For sources that provide RAW files, create a directory with the same name and a -export suffix. This allows to selectively sync/delete the RAW files independent of the exported pictures. One scenario that comes to mind is to backup all non-RAW pictures to an additional data storage for safe-keeping.

Rating

Currently I use the totally proprietary software Adobe Bridge (forgive me) for viewing, rating and exporting pictures. Compared to the alternatives (DigiKam, RawTherapee, Darktable, selfmade scripts) it provides a straightforward and fast workflow.

Each picture is assigned one of the following ratings:

  • Reject: Picture contains uncorrectable technical error (blurry, wrong exposure, focus, object not in frame, …)
  • No Rating: Ordinary Picture: may contain slight errors in composition, aesthetics, color, …
  • Star 1: Ordinary Picture, makes major contribution to describe the event
  • Star 2: Extraordinary Pictures
  • Star 3: Print-Quality Pictures
  • Star 4: Only used when previous rating has too many items
  • Star 5: Only used when previous rating has too many items

Pictures with a rating of ≥ Star 1 are sufficient to describe the event.

Exporting RAW to JPEG

Pictures with a rating ≥ No Rating are exported to JPEG using the Quality Setting 9. This leaves us with 20 Megapixel JPEGs with a size of 3-9 GiB (depending on non-compressible white noise in the image).
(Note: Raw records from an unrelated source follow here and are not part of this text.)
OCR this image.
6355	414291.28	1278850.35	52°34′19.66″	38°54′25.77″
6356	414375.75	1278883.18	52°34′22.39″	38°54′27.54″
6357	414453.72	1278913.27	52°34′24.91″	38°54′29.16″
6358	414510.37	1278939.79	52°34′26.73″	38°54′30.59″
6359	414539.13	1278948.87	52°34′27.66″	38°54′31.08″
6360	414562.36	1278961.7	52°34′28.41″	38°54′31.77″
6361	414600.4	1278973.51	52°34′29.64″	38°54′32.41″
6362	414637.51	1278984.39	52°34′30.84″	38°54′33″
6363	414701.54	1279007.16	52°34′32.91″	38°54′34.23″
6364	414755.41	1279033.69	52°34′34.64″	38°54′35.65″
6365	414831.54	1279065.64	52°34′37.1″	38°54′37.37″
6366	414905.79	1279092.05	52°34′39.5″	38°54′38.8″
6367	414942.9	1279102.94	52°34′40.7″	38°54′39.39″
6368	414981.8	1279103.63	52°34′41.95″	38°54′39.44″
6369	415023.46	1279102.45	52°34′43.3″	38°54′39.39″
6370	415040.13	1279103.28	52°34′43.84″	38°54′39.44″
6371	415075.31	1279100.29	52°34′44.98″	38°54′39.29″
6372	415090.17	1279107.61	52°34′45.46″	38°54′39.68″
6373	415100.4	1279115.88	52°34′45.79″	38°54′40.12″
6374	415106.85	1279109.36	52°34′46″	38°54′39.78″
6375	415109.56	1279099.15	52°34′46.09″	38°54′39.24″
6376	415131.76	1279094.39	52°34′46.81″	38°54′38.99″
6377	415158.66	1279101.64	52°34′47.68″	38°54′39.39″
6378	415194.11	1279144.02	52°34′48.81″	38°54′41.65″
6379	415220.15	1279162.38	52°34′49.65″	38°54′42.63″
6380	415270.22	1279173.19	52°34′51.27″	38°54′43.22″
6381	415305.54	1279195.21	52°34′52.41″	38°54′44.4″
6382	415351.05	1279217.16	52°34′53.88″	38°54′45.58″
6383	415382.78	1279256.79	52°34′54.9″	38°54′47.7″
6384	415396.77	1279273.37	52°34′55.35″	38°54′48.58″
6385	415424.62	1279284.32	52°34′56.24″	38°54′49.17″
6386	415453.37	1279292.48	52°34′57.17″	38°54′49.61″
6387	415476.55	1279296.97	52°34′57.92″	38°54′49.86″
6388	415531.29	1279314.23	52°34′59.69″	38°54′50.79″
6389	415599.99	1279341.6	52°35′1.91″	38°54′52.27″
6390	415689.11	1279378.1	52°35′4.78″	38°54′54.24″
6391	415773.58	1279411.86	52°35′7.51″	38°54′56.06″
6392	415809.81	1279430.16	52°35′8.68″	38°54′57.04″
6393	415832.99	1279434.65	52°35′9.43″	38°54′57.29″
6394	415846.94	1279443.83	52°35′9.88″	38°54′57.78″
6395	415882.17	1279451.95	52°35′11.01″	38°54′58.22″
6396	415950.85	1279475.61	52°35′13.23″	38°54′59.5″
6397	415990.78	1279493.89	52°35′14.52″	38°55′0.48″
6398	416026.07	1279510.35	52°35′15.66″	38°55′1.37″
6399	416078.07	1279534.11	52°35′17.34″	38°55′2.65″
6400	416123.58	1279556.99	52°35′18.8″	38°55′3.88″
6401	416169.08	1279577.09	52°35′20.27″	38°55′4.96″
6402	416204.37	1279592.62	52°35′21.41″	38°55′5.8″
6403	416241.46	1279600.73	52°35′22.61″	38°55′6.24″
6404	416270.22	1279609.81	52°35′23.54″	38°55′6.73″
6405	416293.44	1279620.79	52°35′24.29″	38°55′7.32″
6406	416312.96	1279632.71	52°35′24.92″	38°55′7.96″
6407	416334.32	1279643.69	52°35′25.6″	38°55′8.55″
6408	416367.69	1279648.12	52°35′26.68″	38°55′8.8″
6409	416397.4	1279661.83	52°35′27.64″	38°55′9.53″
After an unspecified period of time some space can be freed up by deleting the RAW pictures with the rating Reject and No Rating. This only leaves use with RAW pictures of the rating ≥ Star 1 and exported JPEG pictures of the rating ≥ No Rating.

WIP Tiered Backup

Currently everything is backed up without considering individual image ratings. In the future I'd like to introduce a backup script that additionally backs up all JPEG pictures with a high rating.